Представление закончилось, но люди не расходились. Поставили быстрёхонько посреди зала столы, постелили скатерти и устроили пир. Из еды — хлеб, из питья — пиво, к пиву — раки, сушёная рыба. Но веселье пошло большое. Пели всем столом, танцевали.
— Они как большая семья, — сказал в карете Артамон Сергеевич. — Как большая счастливая семья.
— Вот только Господа Бога ни разу не вспомнили, — подметил Иван Глебович.

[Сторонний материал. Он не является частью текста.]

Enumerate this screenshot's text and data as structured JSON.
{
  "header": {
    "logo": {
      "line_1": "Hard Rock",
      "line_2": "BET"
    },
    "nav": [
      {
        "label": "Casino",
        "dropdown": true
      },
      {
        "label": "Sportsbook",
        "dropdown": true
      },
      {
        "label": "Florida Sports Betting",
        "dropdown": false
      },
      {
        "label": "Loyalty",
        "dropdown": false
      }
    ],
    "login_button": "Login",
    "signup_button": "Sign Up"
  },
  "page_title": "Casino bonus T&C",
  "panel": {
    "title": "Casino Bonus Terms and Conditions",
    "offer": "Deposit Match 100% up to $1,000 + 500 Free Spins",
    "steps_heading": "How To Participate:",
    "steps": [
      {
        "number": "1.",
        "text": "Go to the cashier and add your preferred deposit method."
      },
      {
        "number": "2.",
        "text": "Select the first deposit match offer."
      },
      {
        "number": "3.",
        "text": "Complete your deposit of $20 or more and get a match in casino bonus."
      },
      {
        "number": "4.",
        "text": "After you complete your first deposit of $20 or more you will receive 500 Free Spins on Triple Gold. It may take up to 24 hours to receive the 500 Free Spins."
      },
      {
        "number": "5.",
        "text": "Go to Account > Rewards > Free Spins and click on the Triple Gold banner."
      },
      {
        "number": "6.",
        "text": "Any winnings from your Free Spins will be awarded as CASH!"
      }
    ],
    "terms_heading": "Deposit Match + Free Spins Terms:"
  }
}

— Богу они в кирхе молятся. Ты пойми, они — живут. Для радости живут, для жизни. А мы о смерти думаем с утра до вечера. Нам надобно многому у них учиться.
6
Грустный воротился домой Иван Глебович. Переступил домашний порог — ладаном пахнет. Черницы мелькают, как тени. Матушка Псалтырь читает. Подняла голову, улыбнулась, пошла навстречу.
— Чем тебя огорчили, чадо моё?
— Нет, матушка! Служба нынче у меня была лёгкая. Ездил с Матвеевым в Немецкую слободу, ряженых смотрели. Райское действо. Царь, видно, задумал царице показать.
— Господи! — Боярыня перекрестилась. — Что же он творит? Ведь рождён от кротчайшего из государей. Дедушка — патриарх. Кому он служит?
— Матушка, там ангелы пели. Всё так благообразно, так лепо!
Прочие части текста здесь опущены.